How to explain this to the kid
I've been struggling with this one. He's 11. Asks a lot of questions. Things have been superficially amicable, so it's hard to explain something that just doesn't have any explanation.
He can't point to fights (I gave up a long time ago on 95%+ of the fights I would have started had I thought there'd be any point). He can't point to behavior. At least not too much. Although he's seen instances where his dad has lied, they've been tame and mostly about trying to get him to do something he doesn't want to do. And, it's possible, as an adult, he'll be able to think back to before this and realize I was not super-affectionate with his dad.
I don't want to tell him straight out: your dad and I had different requirements for marriage. His requirement: accept that he lies and lies about lying. And, will therefore choose to do whatever he wants. Was he abusive? No. Was he cheating? No clue. Was he the one to decide the rules of the relationship? I'm starting to realize, yes. I let him off the hook every time I said “no more lies.” I couldn't change him or demand he tell the truth (because he obviously didn't). But I could have left. That's all on me.

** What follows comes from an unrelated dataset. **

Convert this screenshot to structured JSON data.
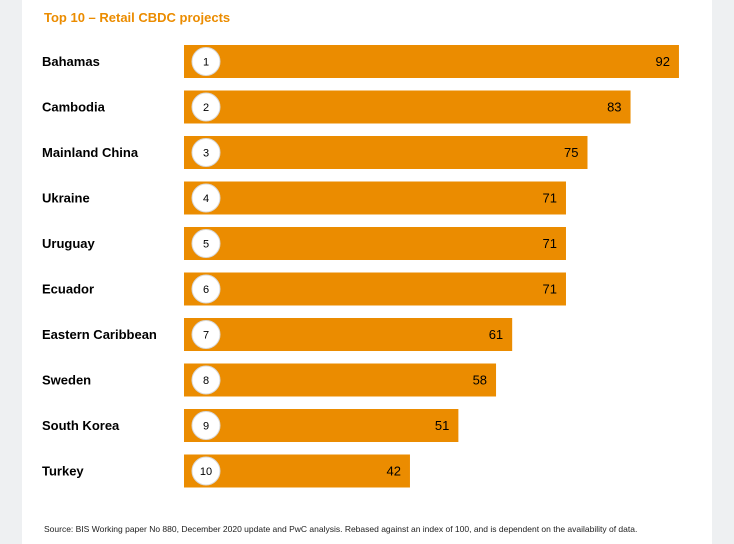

For me, my rules for marriage required one core thing: him not lying to me. And I let that slide for too long. Even the pet peeves I listed were not deal-breakers. They were annoying as hell (or I wouldn't have made an actual list), but even with all of them, I wrote them off as part of marriage. Taking the good and the bad. But I finally admitted that the lying was affecting my behavior. And we certainly didn't have a healthy relationship. The lying meant I didn't trust him. And I didn't respect him. And that meant all this was pretend. And I'm sure it was evident in my behavior.
So, yeah... how do you tell your kid that you finally respected yourself enough to get out of a relationship with someone who didn't respect you, or your basic expectation of honesty in a relationship? I guess I mean, how do you do that without hurting your kid? Without telling him that you compromised for years when you shouldn't have? Without saying that his dad is someone I don't respect? That I can't trust him. And I don't know if others can. Because I don't know if he lies as deeply or easily to others. I don't mean exaggerations or harmless white lies (e.g., “I really like that xyz thing you made!“). And does he gaslight them if he does? Does he lie about lying? Does he deny things that are true? Does he deflect and blame others or circumstances instead of accept responsibility for his behavior and choices? I don't know. I've watched him do some things pretty close with his sisters. Sometimes I think it's a crappy attempt to try to bring them together. And I see them doing similar things. Trying to manipulate each other. Report back to a different one about who said what or did what. So, maybe that's part of it. It's all about trying to get what you want — and being willing to lie to achieve it. He wanted to do what he wanted to do. And he didn't want a discussion. Didn't want an argument. So, his logic stated: just lie. He felt he was justified. And he doubled-down and lied about lying.
So, yeah... how do you explain to your kid that this was no longer acceptable in your life? You can't. Not without breaking the bubble of illusion that your dad is a great guy. And, generally, he's pretty good with the kid and a decent father. Though, I did have to tell him he's no longer allowed to shout at the kid for lying. Lying is something I'm done with. But adding hypocrisy on top of it? Nope. He can tell him the perils and consequences of lying. But if he attempts to be self-righteous about it and punish the kid as though he has any right to pass judgement on a kid who might be telling white-lies (as all kids do, and yes, the kid needs to be told that it's not ok)... I just told him I'm not having it and I'll call him on it if he does.
The closest I've gotten is repeatedly explaining about lying and how it's not ok. And reminding him of the boy who cried wolf — and that no one believed him anymore, after he repeatedly lied. It's simplistic, but there's a reason that story continues to be taught to kids. And we've had conversations about why I jump to conclusions. About why I shouldn't, and that I'm trying to change that, but it's based on things he's done in the past. And it hard for me to think something has changed after seeing the old behavior repeated so many times.
I hope, as he gets older he pieces this together. But until then, I get asked a couple times a week about why we're splitting. And that he “deserves” to know. I have no clue what the ex is telling him, but I told him that if I get a whiff of him blaming me, I have the evidence. This isn't me thinking he's lied. He and I both know it and he's admitted it. Even though he tries to play the victim when he thinks I don't know. Jesus. I feel like I'm talking about a child.